Preparation and characterization of inexpensive kaolin hollow fibre membrane (khfm) prepared using phase inversion/sintering technique for the efficient separation of real oily wastewater

Abstract

A low-cost kaolin hollow fiber membrane (KHFM) with unique finger-like and spongelike structures was successfully fabricated by utilizing cheap and abundantly available kaolin clay as the starting material via phase inversion/sintering technique. In this study, mixing kaolin particles prepare the ceramic suspension, dispersant, polymer binder, and solvent using a planetary ball mill. This process is then followed by extrusion at various kaolin contents, bore fluid flow rates, and sintering temperatures ranging from 1200 to 1500 degrees C. The effect of calcium carbonate (CaCO3) content and polyethylene glycol (PEG) molecular weight as a function of pore agents are also discussed. Membrane characterizations were performed in terms of morphology, pore size distribution, porosity, mechanical strength, contact angle value, and pure water flux. The performance of membranes towards oil-in-water separation was conducted using oily wastewater samples taken from three points in Johor, Malaysia which were Kluang Oil Palm Mill Sdn. Bhd. in Kluang district, a car wash in Taman Skudai Baru in Johor Bahru district, and Meranti cafe, Universiti Teknologi Malaysia (UTM).
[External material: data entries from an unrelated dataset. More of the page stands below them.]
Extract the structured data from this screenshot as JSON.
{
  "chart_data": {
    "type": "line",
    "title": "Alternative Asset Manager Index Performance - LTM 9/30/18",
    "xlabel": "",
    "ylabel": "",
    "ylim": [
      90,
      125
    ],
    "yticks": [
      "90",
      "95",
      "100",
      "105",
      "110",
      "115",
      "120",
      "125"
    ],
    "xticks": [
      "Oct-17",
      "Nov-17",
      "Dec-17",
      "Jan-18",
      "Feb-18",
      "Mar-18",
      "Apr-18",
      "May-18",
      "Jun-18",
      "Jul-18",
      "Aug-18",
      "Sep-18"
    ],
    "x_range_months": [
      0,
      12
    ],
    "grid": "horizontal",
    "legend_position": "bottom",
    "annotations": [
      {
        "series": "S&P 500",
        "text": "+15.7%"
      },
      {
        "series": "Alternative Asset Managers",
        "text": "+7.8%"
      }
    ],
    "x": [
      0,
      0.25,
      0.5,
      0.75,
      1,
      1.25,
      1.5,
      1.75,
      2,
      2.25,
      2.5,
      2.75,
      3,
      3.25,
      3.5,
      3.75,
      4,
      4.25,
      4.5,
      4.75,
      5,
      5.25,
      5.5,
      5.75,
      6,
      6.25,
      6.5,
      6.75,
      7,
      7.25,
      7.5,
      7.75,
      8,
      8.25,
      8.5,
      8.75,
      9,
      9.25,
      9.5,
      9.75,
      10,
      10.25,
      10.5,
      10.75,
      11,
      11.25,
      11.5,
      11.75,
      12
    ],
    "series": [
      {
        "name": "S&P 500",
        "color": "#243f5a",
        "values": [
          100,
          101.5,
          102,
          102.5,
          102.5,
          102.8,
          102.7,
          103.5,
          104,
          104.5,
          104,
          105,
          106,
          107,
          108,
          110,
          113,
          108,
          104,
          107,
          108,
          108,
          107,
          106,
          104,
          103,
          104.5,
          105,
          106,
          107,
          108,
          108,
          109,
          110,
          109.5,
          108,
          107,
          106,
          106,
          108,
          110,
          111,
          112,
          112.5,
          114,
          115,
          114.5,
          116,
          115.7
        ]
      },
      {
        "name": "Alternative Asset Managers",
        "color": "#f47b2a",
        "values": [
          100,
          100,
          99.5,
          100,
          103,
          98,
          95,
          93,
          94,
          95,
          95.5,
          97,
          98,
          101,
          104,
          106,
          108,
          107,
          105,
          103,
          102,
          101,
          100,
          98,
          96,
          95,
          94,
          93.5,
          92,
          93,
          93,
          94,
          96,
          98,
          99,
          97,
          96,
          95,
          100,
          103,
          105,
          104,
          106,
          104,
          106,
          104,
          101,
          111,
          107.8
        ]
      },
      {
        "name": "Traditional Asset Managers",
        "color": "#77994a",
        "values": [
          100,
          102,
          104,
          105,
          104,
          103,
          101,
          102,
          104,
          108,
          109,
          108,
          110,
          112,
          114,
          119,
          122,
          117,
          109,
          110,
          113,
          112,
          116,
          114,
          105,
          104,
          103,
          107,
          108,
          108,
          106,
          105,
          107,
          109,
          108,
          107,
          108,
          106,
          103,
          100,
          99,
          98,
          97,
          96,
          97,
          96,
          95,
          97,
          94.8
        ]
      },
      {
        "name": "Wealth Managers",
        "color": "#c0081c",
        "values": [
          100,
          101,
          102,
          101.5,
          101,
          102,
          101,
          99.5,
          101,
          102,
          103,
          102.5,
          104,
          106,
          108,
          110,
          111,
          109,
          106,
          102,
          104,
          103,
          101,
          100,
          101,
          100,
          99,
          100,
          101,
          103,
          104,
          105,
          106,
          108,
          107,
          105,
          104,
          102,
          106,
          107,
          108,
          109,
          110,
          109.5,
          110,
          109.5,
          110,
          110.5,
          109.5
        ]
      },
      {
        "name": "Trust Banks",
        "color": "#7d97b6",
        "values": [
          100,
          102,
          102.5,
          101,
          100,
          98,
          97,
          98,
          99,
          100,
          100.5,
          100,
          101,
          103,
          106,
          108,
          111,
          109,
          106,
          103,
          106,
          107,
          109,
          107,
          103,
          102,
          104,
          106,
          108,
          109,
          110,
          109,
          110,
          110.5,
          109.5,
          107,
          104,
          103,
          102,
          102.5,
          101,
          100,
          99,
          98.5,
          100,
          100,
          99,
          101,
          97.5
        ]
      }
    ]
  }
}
The optimum parameters in fabricating the inexpensive KHFM were identified. It was found that the increase of kaolin content, bore fluid flow rate, and sintering temperature gave insignificant effect in the formation of finger-like structure but the process can be used to find a defect-free (i.e., rounded lumen and sufficient thickness) hollow fiber membrane shape. Interestingly, the finger-like structure can be controlled by the addition of PEG as a pore agent at different molecular weights. KHFM prepared with PEG 30,000 as a pore agent offered the highest oil rejection of 99.99% of turbidity and total organic carbon (TOC), and 91.8% of chemical oxygen demand (COD) with stable high flux of 320 L/m(2)h for all oily wastewater samples.